When identifying the success and cost–benefit analysis of folic acid food enrichment, it is important to take cultural foods into account. Many wheat and other cereal-based products have been approved for enrichment, but many other grain-based foods have not; corn flour was not required to be enriched until 2016, which is significant because corn flour is commonly used in traditional Hispanic foods. The rates of folic acid consumption for Hispanics have been consistently lower than for Caucasians.57

Conclusions

Despite the wealth of research on calcium, iron, and folate and their effects on women's health outcomes, most studies conducted in the United States either included only White women or, when mixed ethnic/racial groups were included, the studies lacked adequate representation of specific groups that would allow appropriate subgroup analyses. Studies of specific ethnic and racial groups tend to be small and are inconsistent across all populations. Large longitudinal studies with adequate representation across ethnic and racial groups, which allows cross-group and intragroup comparisons, are needed. Intragroup analyses should separate regional differences or countries of origin since different cultural habits impact dietary intake and thus risk for certain diseases.

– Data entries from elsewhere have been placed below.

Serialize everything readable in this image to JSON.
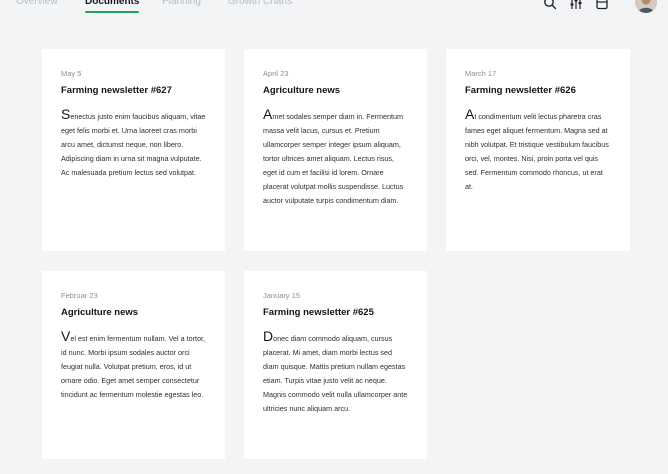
{
  "theme": {
    "accent": "#22a05a",
    "background": "#f3f4f6",
    "card_background": "#ffffff"
  },
  "nav": {
    "tabs": [
      {
        "label": "Overview",
        "active": false
      },
      {
        "label": "Documents",
        "active": true
      },
      {
        "label": "Planning",
        "active": false
      },
      {
        "label": "Growth Charts",
        "active": false
      }
    ],
    "icons": [
      "search-icon",
      "filter-icon",
      "calendar-icon",
      "avatar"
    ]
  },
  "cards": [
    {
      "date": "May 5",
      "title": "Farming newsletter #627",
      "initial": "S",
      "body": "enectus justo enim faucibus aliquam, vitae eget felis morbi et. Urna laoreet cras morbi arcu amet, dictumst neque, non libero. Adipiscing diam in urna sit magna vulputate. Ac malesuada pretium lectus sed volutpat."
    },
    {
      "date": "April 23",
      "title": "Agriculture news",
      "initial": "A",
      "body": "met sodales semper diam in. Fermentum massa velit lacus, cursus et. Pretium ullamcorper semper integer ipsum aliquam, tortor ultrices amet aliquam. Lectus risus, eget id cum et facilisi id lorem. Ornare placerat volutpat mollis suspendisse. Luctus auctor vulputate turpis condimentum diam."
    },
    {
      "date": "March 17",
      "title": "Farming newsletter #626",
      "initial": "A",
      "body": "t condimentum velit lectus pharetra cras fames eget aliquet fermentum. Magna sed at nibh volutpat. Et tristique vestibulum faucibus orci, vel, montes. Nisi, proin porta vel quis sed. Fermentum commodo rhoncus, ut erat at."
    },
    {
      "date": "Februar 23",
      "title": "Agriculture news",
      "initial": "V",
      "body": "el est enim fermentum nullam. Vel a tortor, id nunc. Morbi ipsum sodales auctor orci feugiat nulla. Volutpat pretium, eros, id ut ornare odio. Eget amet semper consectetur tincidunt ac fermentum molestie egestas leo."
    },
    {
      "date": "January 15",
      "title": "Farming newsletter #625",
      "initial": "D",
      "body": "onec diam commodo aliquam, cursus placerat. Mi amet, diam morbi lectus sed diam quisque. Mattis pretium nullam egestas etiam. Turpis vitae justo velit ac neque. Magnis commodo velit nulla ullamcorper ante ultricies nunc aliquam arcu."
    }
  ]
}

Additionally, intake data, generally obtained through dietary and supplement adherence recall methods, may not adequately capture the variation in the amount of each nutrient and their bioavailability in various supplements, the differences between the bioavailability of nutrients in food and supplements, and variations in prescribed intake protocols (for high-risk vs. low-risk groups). Research using standardized supplement doses or more carefully controlled dietary monitoring would improve the reliability of the data.

Finally, methodologies used to study health outcomes need to be refined. For example, bone health studies vary in bone test sites used, reporting methods, and sample sizes. Studies are needed to better determine the etiology of diseases related to calcium, iron, and folic acid within different population subgroups and should include larger high-quality trials.

Author Disclosure Statement

No competing financial interests exist.

Funding Information

No funding was received for this article.